Control is the opposite of trust. This is a challenge for managers who believe they have the clarity to see the right decision for those they manage, yet see their employees going the “wrong” direction. Often they decide to use their control to influence the situation, robbing others the chance to learn from experience and keeping them for learning new ways to solve problems. Control may reap benefits in the short-term, but at loss of possible long-term benefit.
Control doesn’t just illustrate a lack of trust, it also destroys initiative. Taking initiative requires risk. It means doing something because we think it’s the right thing to do not because someone else asked us to do it. It means both identifying the unseen problem and fixing it. We spend emotional energy to step up and solve our own problems. When that endeavor succeeds, we want to do it more. But like trust, this cycle can be broken more quickly than it can be built. I’ve seen this firsthand.

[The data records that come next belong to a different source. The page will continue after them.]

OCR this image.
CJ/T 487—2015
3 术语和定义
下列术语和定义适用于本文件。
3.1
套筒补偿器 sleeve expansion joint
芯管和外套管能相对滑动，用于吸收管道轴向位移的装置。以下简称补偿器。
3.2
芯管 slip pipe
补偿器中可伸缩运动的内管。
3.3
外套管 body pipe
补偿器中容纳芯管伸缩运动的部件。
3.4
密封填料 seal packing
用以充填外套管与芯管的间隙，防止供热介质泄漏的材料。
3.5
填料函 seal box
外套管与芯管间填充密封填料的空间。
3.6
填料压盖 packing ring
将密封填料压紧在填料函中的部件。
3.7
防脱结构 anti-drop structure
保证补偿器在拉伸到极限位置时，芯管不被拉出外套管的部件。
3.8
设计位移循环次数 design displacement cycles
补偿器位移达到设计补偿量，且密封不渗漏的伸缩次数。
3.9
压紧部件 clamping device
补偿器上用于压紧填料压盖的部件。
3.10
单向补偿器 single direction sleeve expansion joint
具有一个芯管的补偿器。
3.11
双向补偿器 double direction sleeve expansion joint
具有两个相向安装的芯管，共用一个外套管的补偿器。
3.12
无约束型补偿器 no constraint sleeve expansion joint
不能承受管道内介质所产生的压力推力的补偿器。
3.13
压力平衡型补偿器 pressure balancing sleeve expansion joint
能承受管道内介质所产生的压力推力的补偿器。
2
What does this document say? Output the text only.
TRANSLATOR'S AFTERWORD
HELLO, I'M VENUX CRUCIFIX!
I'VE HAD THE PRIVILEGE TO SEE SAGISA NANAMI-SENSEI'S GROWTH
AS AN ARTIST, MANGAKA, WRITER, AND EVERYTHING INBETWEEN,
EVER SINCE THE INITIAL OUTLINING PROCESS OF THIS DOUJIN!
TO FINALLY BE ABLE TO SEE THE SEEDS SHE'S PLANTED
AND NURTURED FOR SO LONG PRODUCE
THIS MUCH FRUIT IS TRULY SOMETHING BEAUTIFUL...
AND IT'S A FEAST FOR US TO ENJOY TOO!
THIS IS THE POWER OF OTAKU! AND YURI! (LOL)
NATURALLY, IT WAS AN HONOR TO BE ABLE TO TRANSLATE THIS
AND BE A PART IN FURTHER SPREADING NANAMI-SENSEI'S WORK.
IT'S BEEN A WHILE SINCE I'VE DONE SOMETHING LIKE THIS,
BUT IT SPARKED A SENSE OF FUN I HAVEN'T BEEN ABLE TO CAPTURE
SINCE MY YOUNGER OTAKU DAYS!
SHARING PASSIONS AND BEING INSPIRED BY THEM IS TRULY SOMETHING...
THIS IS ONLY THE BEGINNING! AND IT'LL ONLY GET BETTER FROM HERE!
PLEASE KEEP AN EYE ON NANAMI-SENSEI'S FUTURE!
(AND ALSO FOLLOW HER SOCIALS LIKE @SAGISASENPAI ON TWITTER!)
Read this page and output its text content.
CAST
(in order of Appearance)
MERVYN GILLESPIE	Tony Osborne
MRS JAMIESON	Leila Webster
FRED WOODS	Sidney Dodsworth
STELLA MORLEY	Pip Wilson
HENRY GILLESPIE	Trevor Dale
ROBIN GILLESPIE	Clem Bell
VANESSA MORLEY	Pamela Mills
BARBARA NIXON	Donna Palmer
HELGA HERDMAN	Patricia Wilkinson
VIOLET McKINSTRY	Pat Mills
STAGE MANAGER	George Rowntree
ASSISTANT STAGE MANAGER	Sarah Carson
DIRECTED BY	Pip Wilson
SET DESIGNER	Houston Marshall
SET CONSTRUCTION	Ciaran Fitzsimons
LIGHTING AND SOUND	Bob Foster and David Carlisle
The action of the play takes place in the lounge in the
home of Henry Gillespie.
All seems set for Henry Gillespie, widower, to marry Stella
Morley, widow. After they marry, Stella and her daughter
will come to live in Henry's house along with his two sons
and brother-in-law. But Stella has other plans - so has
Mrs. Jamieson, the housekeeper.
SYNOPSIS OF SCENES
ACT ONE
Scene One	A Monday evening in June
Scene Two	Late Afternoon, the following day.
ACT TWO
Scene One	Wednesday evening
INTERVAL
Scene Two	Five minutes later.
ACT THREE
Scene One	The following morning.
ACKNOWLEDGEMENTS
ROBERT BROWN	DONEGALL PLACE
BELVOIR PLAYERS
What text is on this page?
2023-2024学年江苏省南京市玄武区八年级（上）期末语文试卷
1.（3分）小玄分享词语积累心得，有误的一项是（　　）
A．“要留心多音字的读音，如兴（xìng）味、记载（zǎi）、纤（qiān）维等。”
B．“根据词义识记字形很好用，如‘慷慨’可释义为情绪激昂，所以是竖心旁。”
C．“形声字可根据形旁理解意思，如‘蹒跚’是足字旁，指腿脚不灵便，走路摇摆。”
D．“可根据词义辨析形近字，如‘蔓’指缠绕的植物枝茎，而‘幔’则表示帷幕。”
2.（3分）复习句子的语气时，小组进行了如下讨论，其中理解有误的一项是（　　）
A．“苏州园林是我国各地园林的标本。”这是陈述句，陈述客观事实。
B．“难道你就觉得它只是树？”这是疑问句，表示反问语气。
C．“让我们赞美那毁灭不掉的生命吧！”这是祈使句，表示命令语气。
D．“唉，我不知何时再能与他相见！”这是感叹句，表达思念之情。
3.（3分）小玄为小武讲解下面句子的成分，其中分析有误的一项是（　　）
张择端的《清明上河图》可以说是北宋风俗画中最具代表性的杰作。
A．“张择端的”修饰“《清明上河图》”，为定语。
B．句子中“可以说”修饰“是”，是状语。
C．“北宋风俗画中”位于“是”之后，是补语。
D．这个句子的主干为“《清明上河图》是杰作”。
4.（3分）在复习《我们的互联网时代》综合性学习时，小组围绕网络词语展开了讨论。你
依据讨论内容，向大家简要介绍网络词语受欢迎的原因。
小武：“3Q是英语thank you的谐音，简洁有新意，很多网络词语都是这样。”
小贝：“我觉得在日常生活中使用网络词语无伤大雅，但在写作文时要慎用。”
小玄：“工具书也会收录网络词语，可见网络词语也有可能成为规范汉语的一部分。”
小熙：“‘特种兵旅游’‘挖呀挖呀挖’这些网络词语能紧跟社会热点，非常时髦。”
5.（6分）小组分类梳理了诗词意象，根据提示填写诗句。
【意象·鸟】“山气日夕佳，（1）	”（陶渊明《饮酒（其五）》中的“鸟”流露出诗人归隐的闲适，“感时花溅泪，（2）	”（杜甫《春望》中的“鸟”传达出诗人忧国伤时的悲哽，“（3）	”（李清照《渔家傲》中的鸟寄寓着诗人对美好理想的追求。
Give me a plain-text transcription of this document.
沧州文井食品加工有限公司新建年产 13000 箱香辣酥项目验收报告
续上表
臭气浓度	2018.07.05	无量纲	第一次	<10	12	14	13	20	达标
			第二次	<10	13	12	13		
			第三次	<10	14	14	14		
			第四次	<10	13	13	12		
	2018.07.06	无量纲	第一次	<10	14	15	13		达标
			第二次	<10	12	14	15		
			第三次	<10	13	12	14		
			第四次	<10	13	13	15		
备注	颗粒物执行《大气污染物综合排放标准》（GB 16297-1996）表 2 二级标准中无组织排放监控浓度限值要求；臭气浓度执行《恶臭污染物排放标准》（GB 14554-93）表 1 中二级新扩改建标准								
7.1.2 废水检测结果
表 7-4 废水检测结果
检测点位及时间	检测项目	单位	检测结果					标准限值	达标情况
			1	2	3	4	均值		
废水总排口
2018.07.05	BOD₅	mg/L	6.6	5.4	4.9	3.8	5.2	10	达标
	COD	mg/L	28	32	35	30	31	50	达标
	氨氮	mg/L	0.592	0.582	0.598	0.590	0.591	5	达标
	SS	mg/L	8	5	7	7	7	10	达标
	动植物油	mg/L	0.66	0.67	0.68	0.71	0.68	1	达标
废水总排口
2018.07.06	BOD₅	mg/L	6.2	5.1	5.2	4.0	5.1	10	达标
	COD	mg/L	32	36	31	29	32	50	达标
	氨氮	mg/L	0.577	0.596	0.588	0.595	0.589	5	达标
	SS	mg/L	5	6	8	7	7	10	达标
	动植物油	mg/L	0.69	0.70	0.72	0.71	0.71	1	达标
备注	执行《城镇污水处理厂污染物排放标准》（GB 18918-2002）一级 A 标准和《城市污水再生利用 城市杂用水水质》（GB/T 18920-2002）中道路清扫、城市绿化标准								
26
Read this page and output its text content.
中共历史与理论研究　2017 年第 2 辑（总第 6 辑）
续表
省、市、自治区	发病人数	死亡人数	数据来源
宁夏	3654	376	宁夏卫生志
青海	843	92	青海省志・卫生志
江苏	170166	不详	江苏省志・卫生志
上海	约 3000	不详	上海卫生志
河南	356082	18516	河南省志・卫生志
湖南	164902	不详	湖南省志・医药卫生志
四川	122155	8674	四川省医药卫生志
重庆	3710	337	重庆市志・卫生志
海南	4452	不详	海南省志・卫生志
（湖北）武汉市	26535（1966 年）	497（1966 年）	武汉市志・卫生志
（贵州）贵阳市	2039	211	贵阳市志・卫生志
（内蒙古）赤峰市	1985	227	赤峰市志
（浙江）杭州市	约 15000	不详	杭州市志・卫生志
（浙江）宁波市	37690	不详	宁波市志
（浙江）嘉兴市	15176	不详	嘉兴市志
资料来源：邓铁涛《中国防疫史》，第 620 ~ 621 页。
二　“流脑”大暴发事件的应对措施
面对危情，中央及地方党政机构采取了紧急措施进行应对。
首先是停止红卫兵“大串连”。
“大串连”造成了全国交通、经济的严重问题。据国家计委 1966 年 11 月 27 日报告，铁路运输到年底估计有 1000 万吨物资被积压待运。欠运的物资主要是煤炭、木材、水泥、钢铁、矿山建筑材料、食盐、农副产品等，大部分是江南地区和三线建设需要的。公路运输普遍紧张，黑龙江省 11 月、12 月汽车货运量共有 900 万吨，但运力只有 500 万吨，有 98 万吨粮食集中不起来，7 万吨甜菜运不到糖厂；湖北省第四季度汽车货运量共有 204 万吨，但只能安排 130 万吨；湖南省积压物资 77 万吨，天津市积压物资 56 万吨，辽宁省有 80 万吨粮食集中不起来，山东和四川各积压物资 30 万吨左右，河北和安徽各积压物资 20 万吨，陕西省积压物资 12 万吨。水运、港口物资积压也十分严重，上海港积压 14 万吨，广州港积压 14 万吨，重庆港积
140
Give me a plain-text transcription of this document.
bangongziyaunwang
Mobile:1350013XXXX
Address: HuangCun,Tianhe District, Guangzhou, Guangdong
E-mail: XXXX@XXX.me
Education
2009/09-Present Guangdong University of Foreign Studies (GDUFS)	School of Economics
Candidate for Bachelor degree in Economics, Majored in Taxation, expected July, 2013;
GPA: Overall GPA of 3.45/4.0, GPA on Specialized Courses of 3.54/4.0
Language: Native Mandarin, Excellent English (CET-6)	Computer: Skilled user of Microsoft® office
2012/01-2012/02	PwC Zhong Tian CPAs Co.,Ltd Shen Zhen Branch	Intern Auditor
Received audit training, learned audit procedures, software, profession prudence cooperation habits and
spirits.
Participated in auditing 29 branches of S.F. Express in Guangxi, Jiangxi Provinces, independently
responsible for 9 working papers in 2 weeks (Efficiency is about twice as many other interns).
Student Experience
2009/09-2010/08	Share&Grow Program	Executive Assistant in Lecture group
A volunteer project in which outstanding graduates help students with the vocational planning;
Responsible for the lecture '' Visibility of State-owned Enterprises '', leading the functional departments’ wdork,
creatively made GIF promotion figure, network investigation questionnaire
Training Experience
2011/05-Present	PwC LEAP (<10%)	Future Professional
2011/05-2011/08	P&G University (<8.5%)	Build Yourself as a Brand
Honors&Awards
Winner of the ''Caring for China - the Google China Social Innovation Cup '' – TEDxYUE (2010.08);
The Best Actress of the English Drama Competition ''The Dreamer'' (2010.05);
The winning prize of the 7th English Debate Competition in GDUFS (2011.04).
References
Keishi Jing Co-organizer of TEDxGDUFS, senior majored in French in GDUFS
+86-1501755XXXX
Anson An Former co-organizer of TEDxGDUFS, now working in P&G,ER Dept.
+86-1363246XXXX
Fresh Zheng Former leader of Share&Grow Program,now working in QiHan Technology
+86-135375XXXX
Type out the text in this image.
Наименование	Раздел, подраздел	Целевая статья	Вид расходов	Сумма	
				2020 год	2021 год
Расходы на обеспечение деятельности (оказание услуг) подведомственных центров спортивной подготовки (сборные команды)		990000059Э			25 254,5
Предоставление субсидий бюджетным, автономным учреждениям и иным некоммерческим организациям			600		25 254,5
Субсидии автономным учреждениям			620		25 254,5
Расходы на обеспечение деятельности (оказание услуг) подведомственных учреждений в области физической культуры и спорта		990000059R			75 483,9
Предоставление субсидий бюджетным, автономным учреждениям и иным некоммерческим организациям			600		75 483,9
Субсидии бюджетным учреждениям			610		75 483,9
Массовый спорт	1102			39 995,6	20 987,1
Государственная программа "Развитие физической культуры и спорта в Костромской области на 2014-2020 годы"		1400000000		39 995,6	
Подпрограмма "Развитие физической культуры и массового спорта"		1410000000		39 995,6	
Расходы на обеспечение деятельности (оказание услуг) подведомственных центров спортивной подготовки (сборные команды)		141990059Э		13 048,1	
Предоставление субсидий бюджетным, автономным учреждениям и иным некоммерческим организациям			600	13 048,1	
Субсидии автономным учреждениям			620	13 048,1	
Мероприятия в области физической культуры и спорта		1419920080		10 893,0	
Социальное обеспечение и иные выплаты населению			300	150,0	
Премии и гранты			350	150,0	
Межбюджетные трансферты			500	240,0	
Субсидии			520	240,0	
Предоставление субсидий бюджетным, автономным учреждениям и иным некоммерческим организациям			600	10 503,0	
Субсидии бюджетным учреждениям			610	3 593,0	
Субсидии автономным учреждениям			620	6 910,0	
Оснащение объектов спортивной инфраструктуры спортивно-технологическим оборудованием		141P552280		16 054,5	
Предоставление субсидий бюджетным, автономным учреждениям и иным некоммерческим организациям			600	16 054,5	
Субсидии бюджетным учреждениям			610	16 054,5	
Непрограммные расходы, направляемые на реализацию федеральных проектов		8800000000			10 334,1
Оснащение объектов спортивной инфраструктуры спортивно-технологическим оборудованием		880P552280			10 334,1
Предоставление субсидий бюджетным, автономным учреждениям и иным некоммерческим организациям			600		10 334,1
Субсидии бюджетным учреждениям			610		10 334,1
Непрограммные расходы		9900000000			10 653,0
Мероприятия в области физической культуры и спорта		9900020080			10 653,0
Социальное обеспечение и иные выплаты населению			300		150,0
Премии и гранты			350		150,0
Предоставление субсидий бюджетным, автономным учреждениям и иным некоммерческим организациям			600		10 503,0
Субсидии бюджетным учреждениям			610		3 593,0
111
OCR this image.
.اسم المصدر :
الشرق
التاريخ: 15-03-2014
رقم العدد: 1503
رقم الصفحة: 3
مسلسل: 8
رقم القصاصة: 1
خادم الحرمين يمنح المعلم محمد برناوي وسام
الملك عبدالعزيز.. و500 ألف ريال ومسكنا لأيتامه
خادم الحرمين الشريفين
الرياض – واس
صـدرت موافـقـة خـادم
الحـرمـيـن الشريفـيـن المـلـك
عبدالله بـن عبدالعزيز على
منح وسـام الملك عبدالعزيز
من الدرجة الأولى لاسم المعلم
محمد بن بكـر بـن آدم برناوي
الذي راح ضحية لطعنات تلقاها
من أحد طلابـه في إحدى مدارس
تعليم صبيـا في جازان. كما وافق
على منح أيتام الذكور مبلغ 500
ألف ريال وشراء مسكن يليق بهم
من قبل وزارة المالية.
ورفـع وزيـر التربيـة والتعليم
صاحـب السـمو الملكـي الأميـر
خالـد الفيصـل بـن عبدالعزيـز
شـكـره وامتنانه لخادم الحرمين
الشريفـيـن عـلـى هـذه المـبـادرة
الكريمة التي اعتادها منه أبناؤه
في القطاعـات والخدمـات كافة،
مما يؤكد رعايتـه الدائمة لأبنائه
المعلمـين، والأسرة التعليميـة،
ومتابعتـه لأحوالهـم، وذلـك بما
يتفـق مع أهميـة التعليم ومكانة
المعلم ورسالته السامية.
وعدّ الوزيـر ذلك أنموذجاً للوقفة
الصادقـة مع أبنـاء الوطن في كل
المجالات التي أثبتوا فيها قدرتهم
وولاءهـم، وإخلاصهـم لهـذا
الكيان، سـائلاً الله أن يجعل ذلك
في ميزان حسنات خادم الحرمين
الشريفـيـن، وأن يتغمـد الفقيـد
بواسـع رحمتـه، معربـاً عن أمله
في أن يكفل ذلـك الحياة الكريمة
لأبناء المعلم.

I was working in a group that had periods of open exploration, where engineers were given responsiblity and ownership over particular areas. The engineers grew and were excited to do what they were doing. They started showing some outstanding and more versatile skills than we had seen. Then the leader started feeling uncomfortable with the situation. Things were getting away from his vision and he started issuing mandates or simply overwriting the work that had been done. After feeling better, he again stepped back and wanted everyone to go back to having ownership over their respective areas, but the initiative had been squelched. It took even longer before the engineers started taking initiative again.
Teaching initiative is tough. It means creating a rich soil that others can thrive in: a place where their experiments are rewarded and success breeds greater success. Micromanagement is like adding salt to the soil, it kills not only what has begun, but can keep future sprouts from even starting. Since no management is almost just as bad, it requires a careful gardener to be good.